TAJ: But green groups worry that approving the Keystone XL pipeline will only thwart efforts to get off oil, and that the project itself is a sign of desperation. To get to the deposits, Canada will have to strip mine millions of acres of its pristine Boreal forest. Susan Casey-Lefkowitz watches international oil markets for the Natural Resources Defense Council.

CASEY-LEFKOWITZ: The fact that we’re going to more expense and being much more destructive in our search for oil should really sound a warning bell that it’s time to get off oil, now while we still have enough conventional resources that we can do a good transition to clean energy.

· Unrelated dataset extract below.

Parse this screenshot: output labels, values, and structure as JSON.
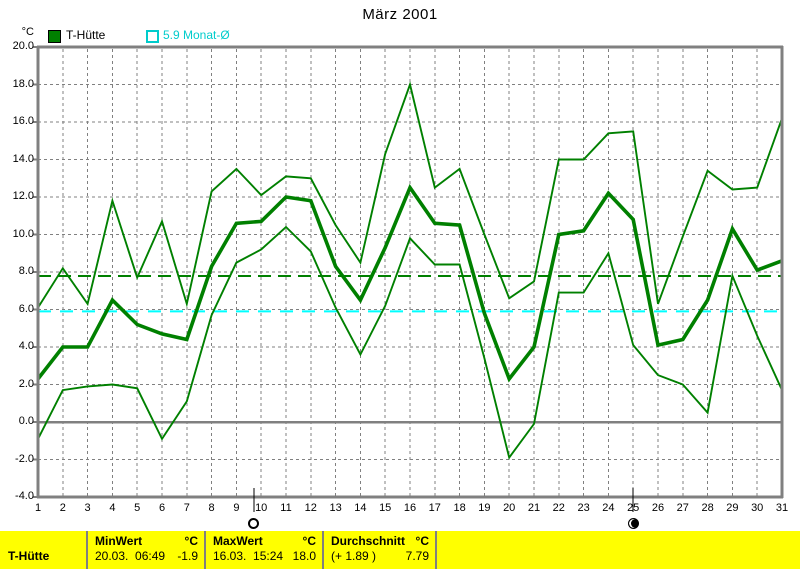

TAJ: Casey-Lefkowitz says the prospect of hundreds of thousands of barrels of toxic oil bursting underground near American aquifers should also raise flags. Tar sands oil is particularly hard on pipes, she says, and leaks are common. This summer the federal government shut down an existing TransCanada pipeline, saying its dozen leaks in just the past year harms “life, property, and the environment.” The House vote to push the White House on Keystone XL fell on the exact same day a year ago that the Enbridge pipeline broke. It poured tar sands oil into the Kalamazoo River in Michigan, a disaster still being cleaned up today. And even though that spill was in his home state, Congressman Fred Upton, the Republican chair of the Energy and Commerce Committee, urged the president to endorse the new pipeline. He said while safety can be improved, the U.S. economy is in dire straights.

UPTON: Most leaders in this situation would be searching for a project that would create jobs, help bring down gas prices, and yes provide a stable and secure source of oil to replace imports from dangerous parts of the world. Our president is being handed such a project on a silver platter.
TAJ: But lawmakers in Congress will mostly sit on the sidelines in this fight. Unlike other controversial energy policies, the executive branch alone has the authority to open or close the tap on Canadian tar sands oil. The State Department’s final environmental impact statement is expected in coming weeks. For Living on Earth, I’m Mitra Taj in Washington.